The child offers no explanation. Father turns to Hazel. “Can you set up some counseling for these kids? We got a kid like this, so please set up some counseling in the teaching program.” He turns back to the child and says, “I’m going to give you a break this time, ’coz teach
er will put you into a class and you can talk about why you stepped on that bug. Do you understand what I’m saying? Don’t torture things. The world is so full of pain, and that poor bug was still alive when you finished. Did you tear his wing off? I’m sick of kids doing this. Hazel, if I’m overreacting, you tell me.”
“…No,” Hazel says.
Father continues, “If you don’t learn sensitivity for life as a child, you sure aren’t going to learn it later. I can’t even eat chicken, I’ve seen so many of them die. They can tell what’s going to happen to them. It’s not anthropomorphic, they can tell. I don’t like brutality unless it’s necessary. It tears the fuck out of me.”
Eventually, Father leaves the children in Hazel’s sole command. Numbed by Father’s teachings she searches her mind for a way to occupy twenty-seven young students. Throwing her mind back twenty years to her own school days, she draws a vague plan of how to waste what remains of the day.
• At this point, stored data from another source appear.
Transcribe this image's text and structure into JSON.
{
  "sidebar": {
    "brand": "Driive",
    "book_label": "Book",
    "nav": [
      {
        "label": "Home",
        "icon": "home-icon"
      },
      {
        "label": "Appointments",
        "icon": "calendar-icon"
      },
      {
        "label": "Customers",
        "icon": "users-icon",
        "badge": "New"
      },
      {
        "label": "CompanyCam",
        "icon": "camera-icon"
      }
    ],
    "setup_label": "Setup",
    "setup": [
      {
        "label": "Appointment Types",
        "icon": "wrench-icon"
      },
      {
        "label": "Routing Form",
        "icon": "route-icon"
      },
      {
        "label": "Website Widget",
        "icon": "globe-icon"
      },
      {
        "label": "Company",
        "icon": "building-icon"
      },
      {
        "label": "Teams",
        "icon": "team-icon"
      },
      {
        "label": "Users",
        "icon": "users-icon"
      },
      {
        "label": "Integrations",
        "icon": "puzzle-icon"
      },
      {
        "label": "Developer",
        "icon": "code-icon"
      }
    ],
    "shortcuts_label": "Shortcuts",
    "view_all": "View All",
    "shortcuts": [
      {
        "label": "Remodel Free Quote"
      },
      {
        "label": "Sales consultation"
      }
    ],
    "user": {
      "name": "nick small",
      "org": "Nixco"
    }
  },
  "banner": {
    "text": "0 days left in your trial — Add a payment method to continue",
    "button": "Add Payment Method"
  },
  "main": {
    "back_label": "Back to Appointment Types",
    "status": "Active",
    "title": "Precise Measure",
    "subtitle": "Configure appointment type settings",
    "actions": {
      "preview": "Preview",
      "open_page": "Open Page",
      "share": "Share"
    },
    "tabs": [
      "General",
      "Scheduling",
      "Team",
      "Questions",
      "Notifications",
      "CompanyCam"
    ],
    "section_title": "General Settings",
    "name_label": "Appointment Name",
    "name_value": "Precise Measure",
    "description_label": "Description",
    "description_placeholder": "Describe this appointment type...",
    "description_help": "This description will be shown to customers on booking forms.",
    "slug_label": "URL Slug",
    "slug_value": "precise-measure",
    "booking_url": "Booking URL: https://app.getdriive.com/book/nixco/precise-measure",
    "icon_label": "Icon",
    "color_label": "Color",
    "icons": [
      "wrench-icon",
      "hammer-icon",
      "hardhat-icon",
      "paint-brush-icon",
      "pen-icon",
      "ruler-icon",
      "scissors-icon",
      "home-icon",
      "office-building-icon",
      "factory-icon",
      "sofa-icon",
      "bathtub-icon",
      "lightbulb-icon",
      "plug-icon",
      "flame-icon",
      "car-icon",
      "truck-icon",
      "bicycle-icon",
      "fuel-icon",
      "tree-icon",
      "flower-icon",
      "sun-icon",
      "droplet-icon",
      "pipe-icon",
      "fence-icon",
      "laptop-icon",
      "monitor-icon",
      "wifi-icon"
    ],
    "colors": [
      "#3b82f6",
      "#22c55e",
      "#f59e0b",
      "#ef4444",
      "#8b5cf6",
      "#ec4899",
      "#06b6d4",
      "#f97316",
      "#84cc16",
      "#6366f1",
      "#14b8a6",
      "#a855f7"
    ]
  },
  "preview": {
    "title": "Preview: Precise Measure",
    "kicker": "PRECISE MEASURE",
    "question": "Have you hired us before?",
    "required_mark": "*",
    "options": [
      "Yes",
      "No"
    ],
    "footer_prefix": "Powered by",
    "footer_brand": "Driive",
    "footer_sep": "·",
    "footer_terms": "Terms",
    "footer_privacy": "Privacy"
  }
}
She gathers the little red gnomes in a circle on the floor and has them introduce themselves.
“Now everyone, please introduce yourself to the group with your name and tell us a little something about you,” she instructs the class in what she hopes will be a very low impact end to her day’s duties.
“Hello everyone. My name is Walter,” says the first bright young boy. “I am eleven and I am, er… a violent… rev-revo… a violent revolution-ship – is that right?”
The class giggles at once, the very littlest of them laugh so hard they lean and fall to their side. One child says, “No! It’s ‘revolutionary’, dummy!”
“What do you mean?” Hazel is perplexed by the child’s words and made uncomfortable by the cold floor.
“I mean I am a violent revolutionary,” Walter repeats with a nod and more flair than he could earlier accumulate.